Kate Rutter has become an advocate for meaningful metrics. At the UX Conference London (2018) she gave a talk entitled Finding the Narrative in Numbers: Making the Most of Metrics.  She addresses how metrics can be explored through words, pictures, and numbers to have a more complete view of users' actions. In the talk she asks, "What can our customer do with our product that they can't do without it?"

Finding the Narrative in Numbers: Making the Most of Metrics is a highly informative, and amusing look at metrics, which is well worth the 44:38 min to watch. You can find an audience member's notes of the  slides and talk online.

Unhelpful metric (sign-ups) to vanity (total number of registered users) to good (% of new users per week) to better (%pecentage of users who sign in 3+ times a day per week, to awesome metrics (% of users who share a task 3+ times a day, per week)
Slide from Kate Rutter's talk Finding Narrative in Numbers talk where she examines what makes an awesome metric. 

In her talk, Kate Rutter breaks down metrics showing how to make them more useful for understanding the behavior of users:

  • Unhelpful metric: sign-ups

  • Vanity metric: total number of registered users

  • Good metric: percentage of new users per week

  • Better metric: percentage of users who sign in 3+ times a day per week

  • Awesome metrics: percentage of users who share a task 3+ times a day, per week

Moving from an unhelpful metric to an excellent one takes a bit of work. Ask a lot of questions and consider the user in order to determine information that can help build a better product. Excellent metrics take refining over time.

Just for fun, here are the sketch notes from her talk. (We explored sketch notes in the course Communicating your ideas through design and storytelling.)

Sketchnotes of UX London talk about metrics and numbers.

Maggie Appleton's sketch notes from Kate Rutter's 2018 UX London talk. 

Draw a line in the sand

Sometimes when you're starting a new project, you may not know as much as you'd like about your users and their behaviors. Your metrics are bound to change over time. In the book Lean Analytics, the authors address this moving target in terms of "drawing a line in the sand" rather than carving these numbers in stone. You can make adjustments to your metrics as you gain more insights into user behaviors in relation to your business goals.
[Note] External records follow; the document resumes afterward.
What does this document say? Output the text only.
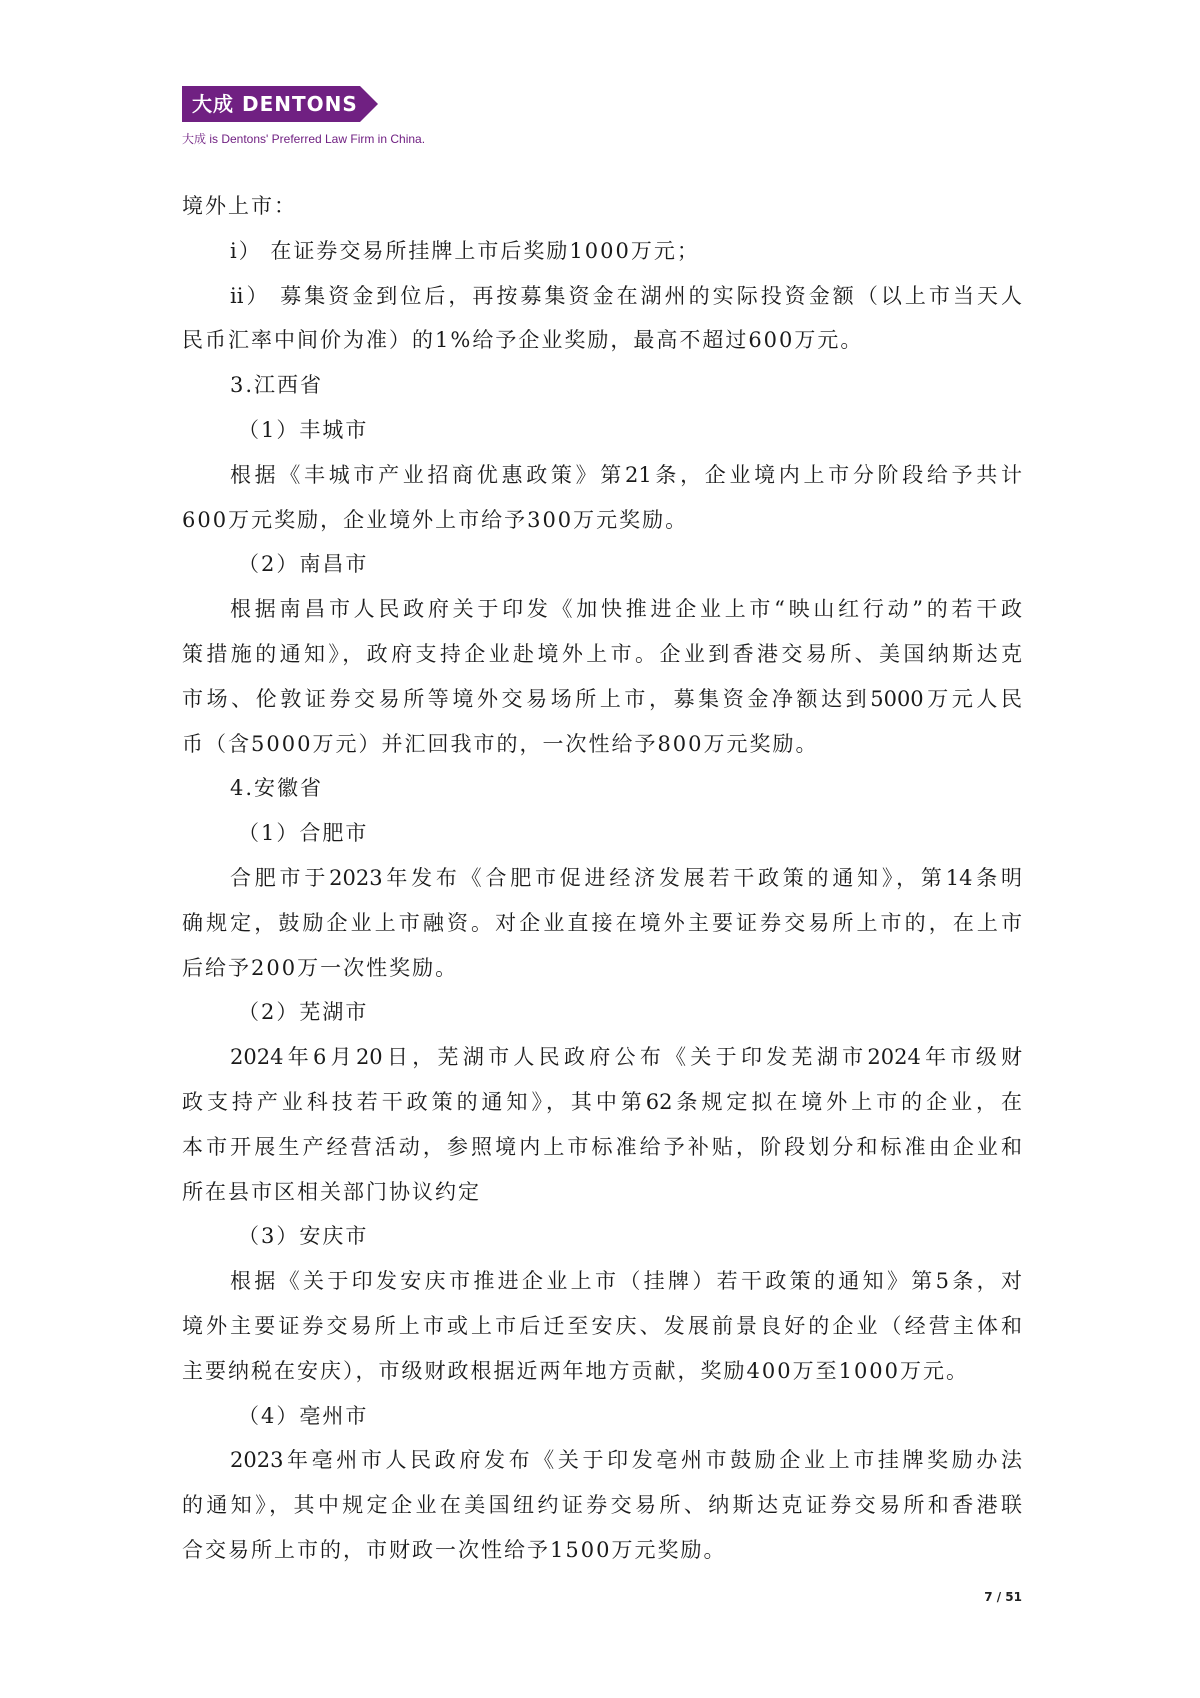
大成 DENTONS
大成 is Dentons' Preferred Law Firm in China.
境外上市：
i） 在证券交易所挂牌上市后奖励1000万元；
ii） 募集资金到位后，再按募集资金在湖州的实际投资金额（以上市当天人
民币汇率中间价为准）的1%给予企业奖励，最高不超过600万元。
3.江西省
（1）丰城市
根据《丰城市产业招商优惠政策》第21条，企业境内上市分阶段给予共计
600万元奖励，企业境外上市给予300万元奖励。
（2）南昌市
根据南昌市人民政府关于印发《加快推进企业上市“映山红行动”的若干政
策措施的通知》，政府支持企业赴境外上市。企业到香港交易所、美国纳斯达克
市场、伦敦证券交易所等境外交易场所上市，募集资金净额达到5000万元人民
币（含5000万元）并汇回我市的，一次性给予800万元奖励。
4.安徽省
（1）合肥市
合肥市于2023年发布《合肥市促进经济发展若干政策的通知》，第14条明
确规定，鼓励企业上市融资。对企业直接在境外主要证券交易所上市的，在上市
后给予200万一次性奖励。
（2）芜湖市
2024年6月20日，芜湖市人民政府公布《关于印发芜湖市2024年市级财
政支持产业科技若干政策的通知》，其中第62条规定拟在境外上市的企业，在
本市开展生产经营活动，参照境内上市标准给予补贴，阶段划分和标准由企业和
所在县市区相关部门协议约定
（3）安庆市
根据《关于印发安庆市推进企业上市（挂牌）若干政策的通知》第5条，对
境外主要证券交易所上市或上市后迁至安庆、发展前景良好的企业（经营主体和
主要纳税在安庆），市级财政根据近两年地方贡献，奖励400万至1000万元。
（4）亳州市
2023年亳州市人民政府发布《关于印发亳州市鼓励企业上市挂牌奖励办法
的通知》，其中规定企业在美国纽约证券交易所、纳斯达克证券交易所和香港联
合交易所上市的，市财政一次性给予1500万元奖励。
7 / 51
To start, create a hypothesis with the knowledge that you don't have a perfect understanding of the metrics you need to be collecting. As more data comes in, you can compare it to your hypothesis. As a designer, it is in your nature to question things. As you see the numbers unfold, keep asking if these are the best metrics to capture the user experience.

In Lean Analytics, the authors present a case study for HighScore House, an app to encourage children to do their chores. When starting out, the company defined an active user when both parents and kids each used the app four times a week. When this wasn't happening, the team made adjustments to the sign-up flow, sent daily notification reminders, and transactional emails to parents that were based on the actions the kids took.

None of these changes provided a significant improvement in reaching the goal of using the app four times a week. It wasn't until the CEO picked up the phone and talked to parents who had signed up but weren't "active enough" that they started to understand user behavior better. The parents he talked to were surprisingly pleased with the app—it just turned out they only needed to use it once or twice a week to get value out of the product.

Let's recap!

  • Every project is going to have unique metrics.

  • Clearly defined goals will be a guiding force throughout your project.

  • The HEART framework is a good approach for helping you determine your key metrics.

  • You may need to adjust metrics over time as you better understand your customers.